Kui-Feng Lee May 18, 2023, 6:51 p.m. UTC | #6
On 5/18/23 08:28, David Ahern wrote:
> On 5/17/23 11:40 PM, Kui-Feng Lee wrote:
>>
>>
>> On 5/17/23 20:21, David Ahern wrote:
>>> On 5/17/23 12:33 PM, Kui-Feng Lee wrote:
>>>> This RFC is resent to ensure maintainers getting awared.  Also remove
>>>> some forward declarations that we don't use anymore.
>>>>
>>>> The size of a Linux IPv6 routing table can become a big problem if not
>>>> managed appropriately.  Now, Linux has a garbage collector to remove
>>>> expired routes periodically.  However, this may lead to a situation in
>>>> which the routing path is blocked for a long period due to an
>>>> excessive number of routes.
>>>
>>> I take it this problem was seen internally to your org? Can you give
>>> representative numbers on how many routes, stats on the blocked time,
>>> and reason for the large time block (I am guessing the notifier)?
>>
>> We don't have existing incidents so far.  Consider it as
>> a potential issue.
> 
> So no data to compare how the system was operating before and after.
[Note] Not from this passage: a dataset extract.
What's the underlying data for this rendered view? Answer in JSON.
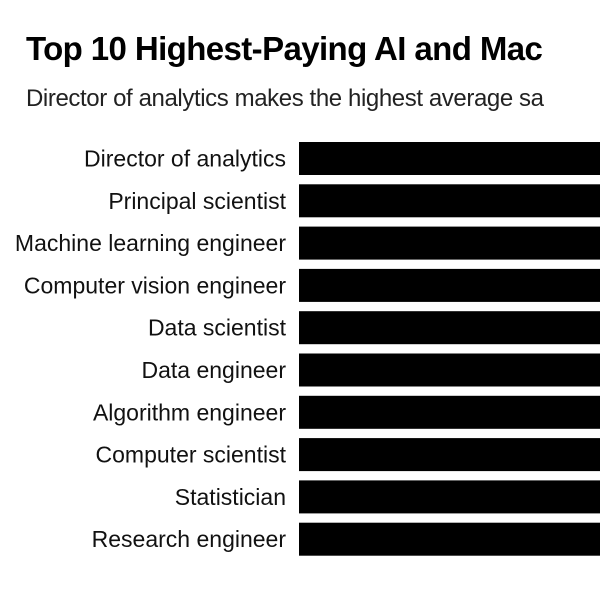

I can generate traffic to test it.

> 
> ...
> 
>>
>> In contrast, the current GC has to walk every tree even only one route
>> expired.
> 
> As I recall the largest overhead is systems (e.g., switchdev) handling
> the notifier. The tree walk scaling problem can be addressed with a much
> simpler change -- e.g., add a list_head per fib6_table for fib6_info
> entries that can expire and make the list time sorted. Then the gc only
> needs to walk those lists up to the expired point.

This is one of solutions I considered at beginning.
With this approach, we can have a maximum
number of entries like what neighbor tables do.
Remove entries only if the list reach the maximum without running
a GC timer.  However, it can be very inefficient to insert a new entry
ordered. Stephen mentioned 3 million routes on backbone router
in another message.  We may need something more complicated
like RB-tree or HEAP to reduce the overhead.
David Ahern May 19, 2023, 2:35 a.m. UTC | #7
On 5/18/23 12:51 PM, Kui-Feng Lee wrote:
> This is one of solutions I considered at beginning.
> With this approach, we can have a maximum
> number of entries like what neighbor tables do.
> Remove entries only if the list reach the maximum without running
> a GC timer.  However, it can be very inefficient to insert a new entry
> ordered. Stephen mentioned 3 million routes on backbone router
> in another message.  We may need something more complicated
> like RB-tree or HEAP to reduce the overhead.

I do not believe so. Not every route will have an expiration timer. Only
those are added to the new, time ordered list_head.

And you can not cap the number of entries in a FIB.